What's New in Syhunt 7.0.11
January 23, 2024
Syhunt Hybrid 7.0.11 adds web interface and 8 languages
We are excited to announce the launch of Syhunt Hybrid version 7.0.11, a significant update that introduces the highly anticipated web interface for Syhunt. This interface enables users to initiate DAST, SAST, and MAST scans, review scan results (including those initiated via the GUI, CLI, REST API, and scheduler, if used), generate detailed reports and exports, manage user accounts and permissions, oversee active sessions, execute console commands, and much more. Additionally, the interface supports eight languages: English, German, Spanish, French, Italian, Japanese, Korean, and Portuguese, with the option to produce reports in any of these languages.
The web interface of Syhunt Hybrid is built on the robust Openresty web server (a blend of Nginx and Lua) and incorporates advanced security measures such as Bcrypt for password hashing with a high complexity factor, secure session ID creation, and brute force attack protection for login processes. This new update is a game-changer, bringing a versatile web interface that operates identically on both Windows and Linux platforms.

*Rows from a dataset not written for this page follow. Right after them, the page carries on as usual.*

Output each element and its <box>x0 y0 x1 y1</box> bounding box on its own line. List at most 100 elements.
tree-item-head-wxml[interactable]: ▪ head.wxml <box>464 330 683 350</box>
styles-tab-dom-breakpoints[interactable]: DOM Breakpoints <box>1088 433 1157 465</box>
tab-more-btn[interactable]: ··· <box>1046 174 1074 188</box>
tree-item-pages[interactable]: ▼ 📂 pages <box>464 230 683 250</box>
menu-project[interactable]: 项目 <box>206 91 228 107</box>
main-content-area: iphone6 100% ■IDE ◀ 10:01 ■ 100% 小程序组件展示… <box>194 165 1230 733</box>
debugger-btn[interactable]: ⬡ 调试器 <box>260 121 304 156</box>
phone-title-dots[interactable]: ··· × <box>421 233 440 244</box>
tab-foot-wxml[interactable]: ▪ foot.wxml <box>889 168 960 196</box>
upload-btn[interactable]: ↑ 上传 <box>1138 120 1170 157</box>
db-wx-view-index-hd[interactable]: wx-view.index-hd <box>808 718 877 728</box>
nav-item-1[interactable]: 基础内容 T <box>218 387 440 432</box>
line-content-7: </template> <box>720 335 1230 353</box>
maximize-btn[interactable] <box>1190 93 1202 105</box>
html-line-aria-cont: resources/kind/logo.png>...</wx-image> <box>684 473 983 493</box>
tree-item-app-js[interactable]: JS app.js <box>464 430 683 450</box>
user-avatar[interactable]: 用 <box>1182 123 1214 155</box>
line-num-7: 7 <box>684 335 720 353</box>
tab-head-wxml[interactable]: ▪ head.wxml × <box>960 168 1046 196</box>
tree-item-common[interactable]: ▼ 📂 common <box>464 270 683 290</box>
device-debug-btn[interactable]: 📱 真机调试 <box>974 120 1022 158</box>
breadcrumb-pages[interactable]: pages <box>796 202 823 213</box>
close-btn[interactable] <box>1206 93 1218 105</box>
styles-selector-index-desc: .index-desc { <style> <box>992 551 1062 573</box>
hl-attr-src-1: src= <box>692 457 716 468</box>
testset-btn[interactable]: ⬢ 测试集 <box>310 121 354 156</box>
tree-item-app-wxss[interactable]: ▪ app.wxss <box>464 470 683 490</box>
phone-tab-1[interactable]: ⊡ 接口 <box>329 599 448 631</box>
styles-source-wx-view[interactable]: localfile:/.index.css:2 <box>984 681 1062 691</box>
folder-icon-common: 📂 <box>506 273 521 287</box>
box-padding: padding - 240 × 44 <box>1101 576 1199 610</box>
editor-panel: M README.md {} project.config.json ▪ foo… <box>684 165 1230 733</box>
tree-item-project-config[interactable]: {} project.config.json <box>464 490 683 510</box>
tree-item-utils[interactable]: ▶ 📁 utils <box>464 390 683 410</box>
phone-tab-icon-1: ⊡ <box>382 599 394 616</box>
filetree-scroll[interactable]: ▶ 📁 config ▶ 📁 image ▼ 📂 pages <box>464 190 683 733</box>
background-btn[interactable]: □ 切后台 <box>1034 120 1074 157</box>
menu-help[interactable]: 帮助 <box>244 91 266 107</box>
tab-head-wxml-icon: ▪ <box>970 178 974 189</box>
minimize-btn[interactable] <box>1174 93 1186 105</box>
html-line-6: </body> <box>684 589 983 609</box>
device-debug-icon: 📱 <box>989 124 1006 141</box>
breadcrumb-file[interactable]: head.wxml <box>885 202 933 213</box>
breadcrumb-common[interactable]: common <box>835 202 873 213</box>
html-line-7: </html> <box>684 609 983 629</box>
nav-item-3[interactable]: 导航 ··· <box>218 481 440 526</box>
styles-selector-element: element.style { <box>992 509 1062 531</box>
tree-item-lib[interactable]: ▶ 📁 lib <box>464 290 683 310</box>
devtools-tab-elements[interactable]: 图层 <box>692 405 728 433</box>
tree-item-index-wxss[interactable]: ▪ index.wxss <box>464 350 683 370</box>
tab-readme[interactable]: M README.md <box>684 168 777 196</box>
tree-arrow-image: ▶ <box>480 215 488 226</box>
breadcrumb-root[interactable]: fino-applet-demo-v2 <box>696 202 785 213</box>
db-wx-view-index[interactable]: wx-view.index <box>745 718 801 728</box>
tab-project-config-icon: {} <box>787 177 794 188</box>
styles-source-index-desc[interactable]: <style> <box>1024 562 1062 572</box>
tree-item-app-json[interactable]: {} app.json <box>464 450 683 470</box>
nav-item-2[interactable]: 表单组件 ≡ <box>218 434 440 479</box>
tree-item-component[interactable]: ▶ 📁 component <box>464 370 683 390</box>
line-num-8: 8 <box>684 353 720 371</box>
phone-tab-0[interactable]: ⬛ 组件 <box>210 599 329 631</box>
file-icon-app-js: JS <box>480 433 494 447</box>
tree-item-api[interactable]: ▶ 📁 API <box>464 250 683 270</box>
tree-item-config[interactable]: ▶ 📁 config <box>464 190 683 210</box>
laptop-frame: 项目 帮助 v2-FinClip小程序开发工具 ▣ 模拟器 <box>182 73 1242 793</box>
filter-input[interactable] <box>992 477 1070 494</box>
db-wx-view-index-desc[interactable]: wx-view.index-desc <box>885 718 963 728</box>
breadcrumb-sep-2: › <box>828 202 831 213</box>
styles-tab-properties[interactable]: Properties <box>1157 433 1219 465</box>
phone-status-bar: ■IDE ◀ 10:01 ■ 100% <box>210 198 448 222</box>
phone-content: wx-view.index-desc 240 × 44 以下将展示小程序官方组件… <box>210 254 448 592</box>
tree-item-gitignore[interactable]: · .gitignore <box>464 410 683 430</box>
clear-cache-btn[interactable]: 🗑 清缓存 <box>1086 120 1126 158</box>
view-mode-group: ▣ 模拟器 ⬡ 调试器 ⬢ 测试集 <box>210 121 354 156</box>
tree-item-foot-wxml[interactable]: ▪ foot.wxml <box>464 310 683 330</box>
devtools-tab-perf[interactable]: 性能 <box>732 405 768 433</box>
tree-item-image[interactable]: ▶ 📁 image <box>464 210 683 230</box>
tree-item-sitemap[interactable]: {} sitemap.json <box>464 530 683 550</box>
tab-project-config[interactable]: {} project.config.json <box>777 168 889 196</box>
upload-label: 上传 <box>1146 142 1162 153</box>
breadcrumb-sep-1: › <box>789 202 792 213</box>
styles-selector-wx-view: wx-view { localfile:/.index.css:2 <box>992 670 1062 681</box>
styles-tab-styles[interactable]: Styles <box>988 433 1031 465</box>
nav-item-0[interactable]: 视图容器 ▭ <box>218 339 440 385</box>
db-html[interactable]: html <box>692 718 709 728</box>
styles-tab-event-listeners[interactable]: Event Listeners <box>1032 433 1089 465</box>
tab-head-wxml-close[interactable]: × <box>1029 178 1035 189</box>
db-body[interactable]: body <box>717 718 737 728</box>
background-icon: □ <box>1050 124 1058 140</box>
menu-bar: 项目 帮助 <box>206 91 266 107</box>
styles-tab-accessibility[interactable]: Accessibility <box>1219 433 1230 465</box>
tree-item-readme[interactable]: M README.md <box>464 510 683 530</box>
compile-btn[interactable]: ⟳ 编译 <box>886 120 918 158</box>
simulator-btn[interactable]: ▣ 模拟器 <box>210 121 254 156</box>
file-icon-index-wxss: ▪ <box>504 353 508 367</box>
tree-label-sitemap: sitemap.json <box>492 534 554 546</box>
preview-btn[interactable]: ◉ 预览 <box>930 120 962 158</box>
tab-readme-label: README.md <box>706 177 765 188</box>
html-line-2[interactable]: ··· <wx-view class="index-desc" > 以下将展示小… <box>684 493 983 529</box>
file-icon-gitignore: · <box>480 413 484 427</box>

Changes to Syhunt Breach and Discontinuation of Breach license
In October 2022, Syhunt redefined its approach to data breach detection and prevention by revamping Syhunt Breach into an integrated suite of tools. This suite includes Syhunt Forensic and DWET (Dark Web Exposure Testing). Leveraging the expertise of its AI division, Syhunt is currently reimagining the Breach suite. This transformation emphasizes the introduction of innovative tools and capabilities throughout 2024, and notably, the integration of its advanced scoring capabilities with findings from Syhunt Dynamic.
As part of this continuous evolution, Syhunt has transitioned away from offering Breach as an independent product. Instead, Breach will now be incorporated as an enhanced feature within the Dynamic Plus or Hybrid licenses. This strategic move aligns with the company's renewed focus on augmenting its third-party risk scoring abilities. In this new phase, the tool will shift away from providing direct access to breach contents, such as viewing leaked passwords or files, to mapping third-party risk and introducing new AI-powered capabilities.
Additional Improvements in 7.0.11
- Added a compliance template for the 2023 CWE Top 25 Most Dangerous Software Errors.
- Added Kotlin to technologies tab in Site Preferences.
- Added an option to specify WAF presence to technologies tab of Site Preferences.
- Added an option that allows to define a criticality level for a Dynamic target in the Site Preferences screen. The criticality level and WAF status of a target is now displayed in a new column within the Scheduler.
- Added: documented integration with Faraday. Faraday is an alternative to OWASP DefectDojo.
- Improved interprocess commmunication.
- Improved manual scan in Sandcat Browser (improved session handling)
- Improved: URLs in Exclusions in site preferences now match variants of the same URL with parameters.
- Improved detection of GIT URL in Syhunt Code.
- Automatically compacts scan cache and logs at the end of each scan to save disk space.
- Fixed: a permission issue when Scheduler is used that affected the retrieval of status of scans launched by non-admin processes (Status Canceled when the scan was still running).
- Fixed: REST API server launching when performed from account without admin privileges.
- Fixed: library conflict when running REST API server after upgrading to new openresty server.
- Fixed: bad request error when trying to submit results to GitLab tracker using -tk parameter.
- Fixed: Ignore ID setting in site preferences not working for URLs that have a path.
That's all, for now. Happy bug hunting!